Is this aimed at systems without intelligent init systems? I'm curious about the motivation. (What this provides seems to be available in systemd and upstart (and maybe others?) out of the box)
I think it's kind of aimed at containers, but it's also the obligatory Rust rewrite of init/runit. (And that is not necessarily a bad/useless thing, but there's of course years of development worth of functionality in other init-like software, so orderly has a long road ahead to catch up - if it wants to.)
Author here: I currently actually use it underneath runit to group processes that must live and die together. runit itself doesn't have good support for this sort of grouping.
I also use it for grouping stuff together while developing multiple servers that depend on eachother, it is nice to be able to ctrl-c all of them and restart them together in the right order.
Yes obviously it is an init system, and so it has overlap with any other init system.
At first glance, it looks to have the desirable agnosticism of all other init systems besides systemd, but unlike sysv init or any others as far as I know (without going off to check them all righ now), it doesn't only provide pid 1.
One point seems to be to treat any tree like any other tree, so you use it to launch the bare metal like any other pid 1, but also use the same thing to launch a container or vm, or a mere service or application.
I don't know about systemd, but sysv init cannot run as anything but pid 1. It can launch any kind of child you want, but all trees below that must be managed by their own managers, like how httpd manages it's own collection of worker httpds, and each httpd has to manage it's cgi children.
With this, one of the things the pid 1 orderly could launch could be another orderly whose only job is to manage a set of httpds, and maybe each of those httpds could launch an orderly itself to manange a cgi environment. Heck a cgi script could launch an orderly itself for it's own internal reasons.

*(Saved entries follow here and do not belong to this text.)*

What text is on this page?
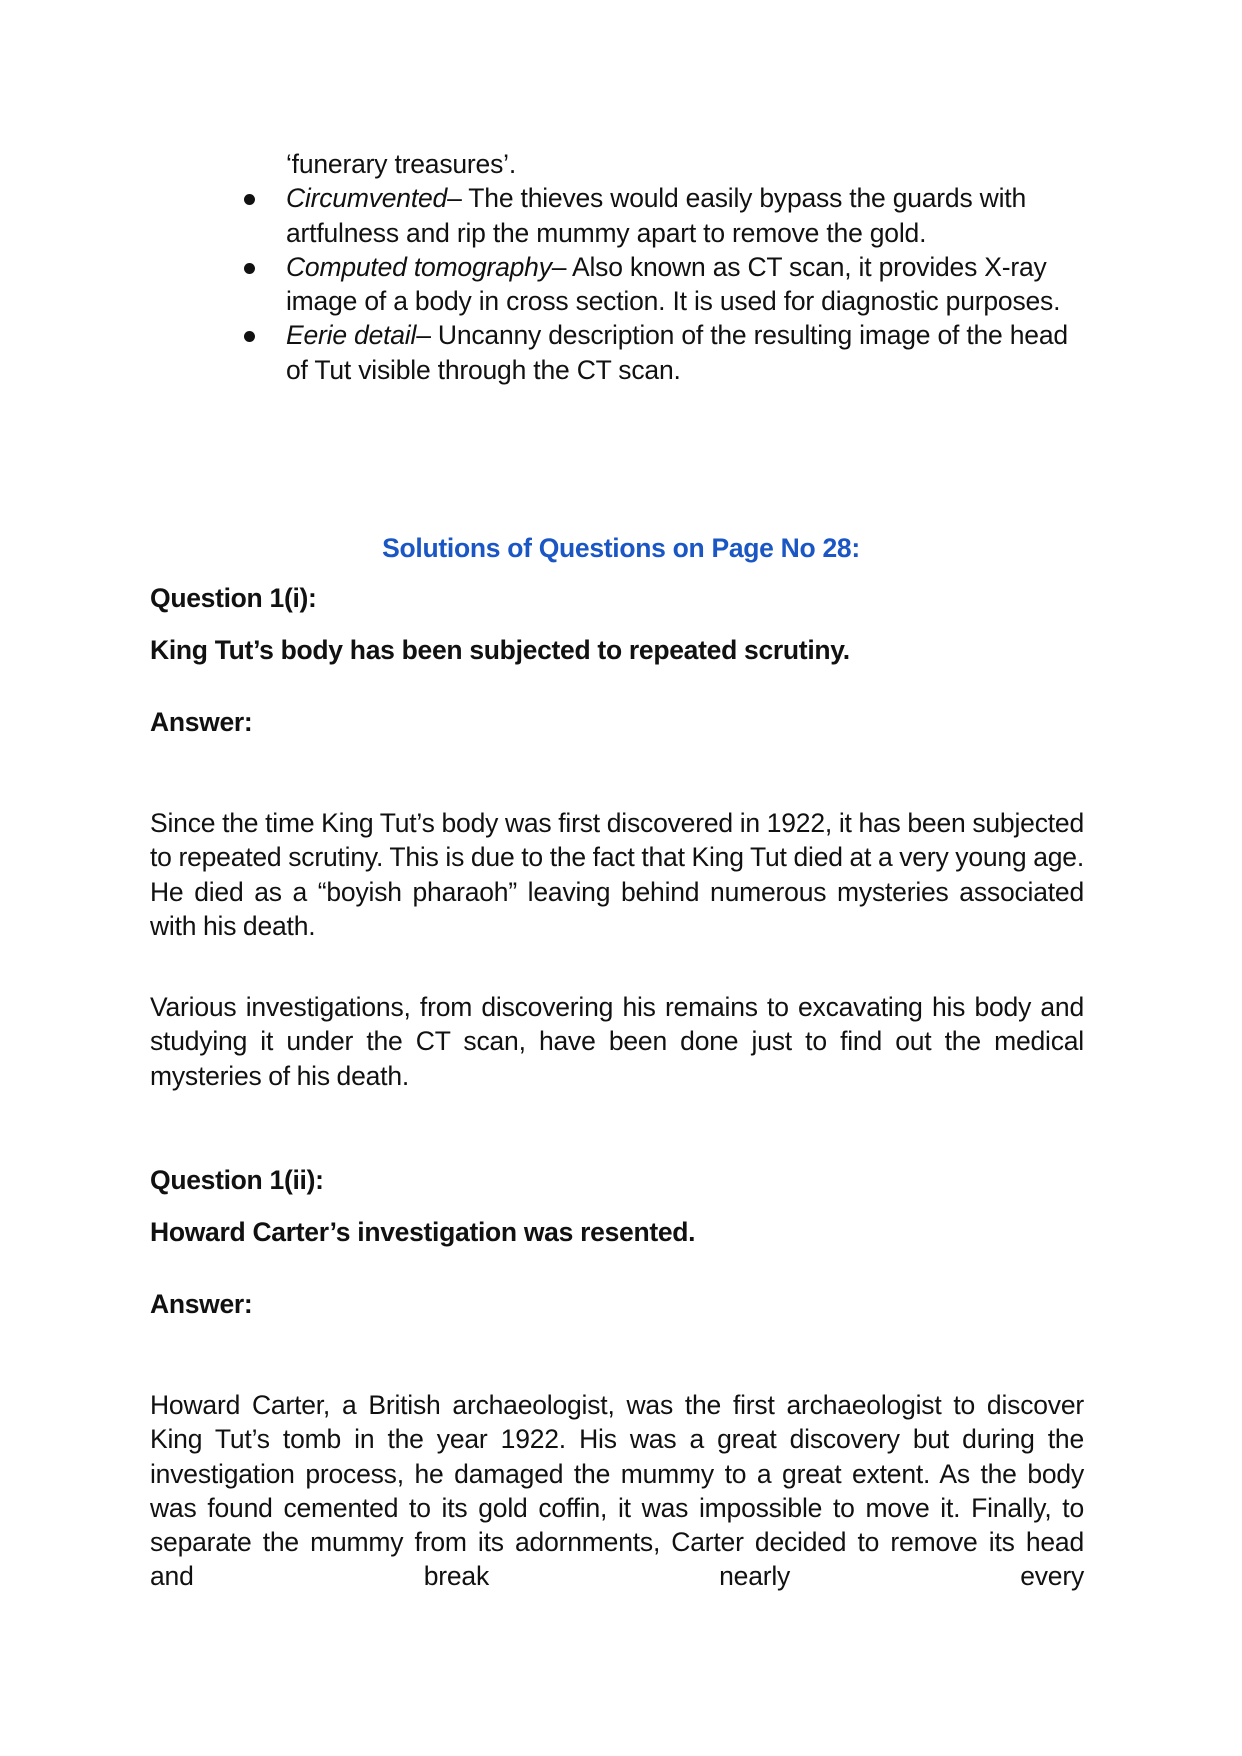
‘funerary treasures’.
Circumvented– The thieves would easily bypass the guards with artfulness and rip the mummy apart to remove the gold.
Computed tomography– Also known as CT scan, it provides X-ray image of a body in cross section. It is used for diagnostic purposes.
Eerie detail– Uncanny description of the resulting image of the head of Tut visible through the CT scan.
Solutions of Questions on Page No 28:
Question 1(i):
King Tut’s body has been subjected to repeated scrutiny.
Answer:
Since the time King Tut’s body was first discovered in 1922, it has been subjected to repeated scrutiny. This is due to the fact that King Tut died at a very young age. He died as a “boyish pharaoh” leaving behind numerous mysteries associated with his death.
Various investigations, from discovering his remains to excavating his body and studying it under the CT scan, have been done just to find out the medical mysteries of his death.
Question 1(ii):
Howard Carter’s investigation was resented.
Answer:
Howard Carter, a British archaeologist, was the first archaeologist to discover King Tut’s tomb in the year 1922. His was a great discovery but during the investigation process, he damaged the mummy to a great extent. As the body was found cemented to its gold coffin, it was impossible to move it. Finally, to separate the mummy from its adornments, Carter decided to remove its head and break nearly every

Almost every service is a manager of children. So this seems to be an attempt to abstract out and genericize the job of managing children, and being managed by a parent, and communicating status and intent in both directions. In the end, each branch in the tree can be anything from a simple process to the init of another entire system. The entire system part isn't the interesting one to me. That is just vms and containers which we already have. It's all the stuff in between that's interesting to me. All the trees that aren't init.
My guess is that this is good for microservices too.

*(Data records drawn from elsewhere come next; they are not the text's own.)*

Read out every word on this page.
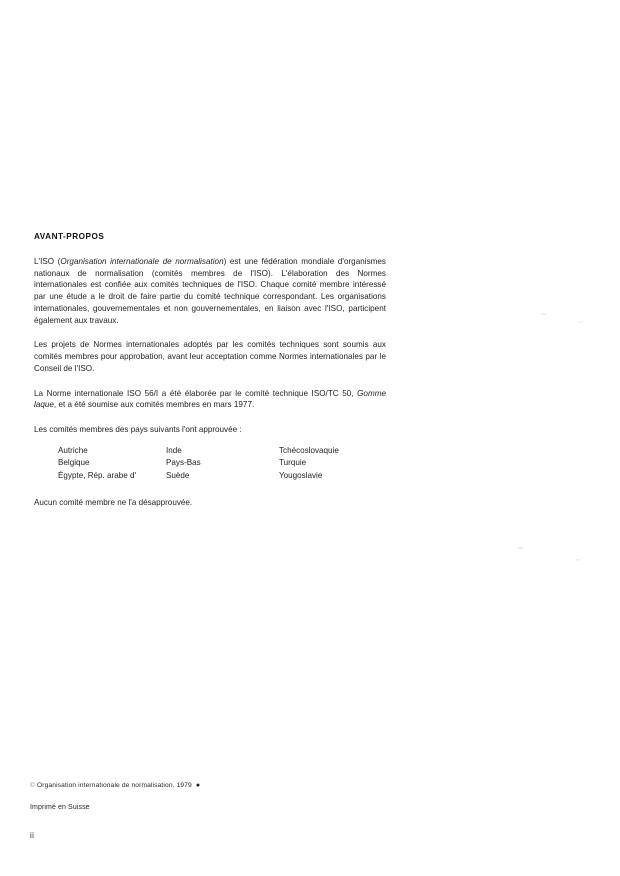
AVANT-PROPOS

L'ISO (Organisation internationale de normalisation) est une fédération mondiale d'organismes nationaux de normalisation (comités membres de l'ISO). L'élaboration des Normes internationales est confiée aux comités techniques de l'ISO. Chaque comité membre intéressé par une étude a le droit de faire partie du comité technique correspondant. Les organisations internationales, gouvernementales et non gouvernementales, en liaison avec l'ISO, participent également aux travaux.

Les projets de Normes internationales adoptés par les comités techniques sont soumis aux comités membres pour approbation, avant leur acceptation comme Normes internationales par le Conseil de l'ISO.

La Norme internationale ISO 56/I a été élaborée par le comité technique ISO/TC 50, Gomme laque, et a été soumise aux comités membres en mars 1977.

Les comités membres des pays suivants l'ont approuvée :

Autriche	Inde	Tchécoslovaquie
Belgique	Pays-Bas	Turquie
Égypte, Rép. arabe d'	Suède	Yougoslavie

Aucun comité membre ne l'a désapprouvée.

© Organisation internationale de normalisation, 1979 ●

Imprimé en Suisse

ii
~
~
~
~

In my work we have some developers who went and wrote software that requires several processes be started up and managed like you would normally do in an rc init script or systemd unit. They expect the host to provide this like other services, like say mysqld. But each individual customer needs their own set of these service processes to provide a db connection just for their data, as though each user had their own vm or container. IE, in order for user Y to log in and use the app, a set of user Y processes had to have already been started at boot. (don't ask me it wasn't me...) This would be one way that such an architecture could actually be provided. The host could have a sane service definition that doesn't know anything about individual users, it just says "start service foo". The foo service launches it's own orderly which has the (ever changing) list of users, and IT does "start customer X" "stop customer Y", start/stop all customers, etc.
I had a recent brush with Daemontools in an embedded setting. Anyone who's messed with qmail back in the day knows who DJB is and what this super minimal thing is. It seems to be good at managing a pile of inter-related services, keeping them running as long as the electrons keep coming, but I don't see the tree concept, or dependency management, in them. They do one thing really well and really tiny.
Yeah, runit is based off of daemontools, I consider orderly a good complement to daemontools/runit when you need some 'order'. In that setup daemontools would be the root of one or many trees.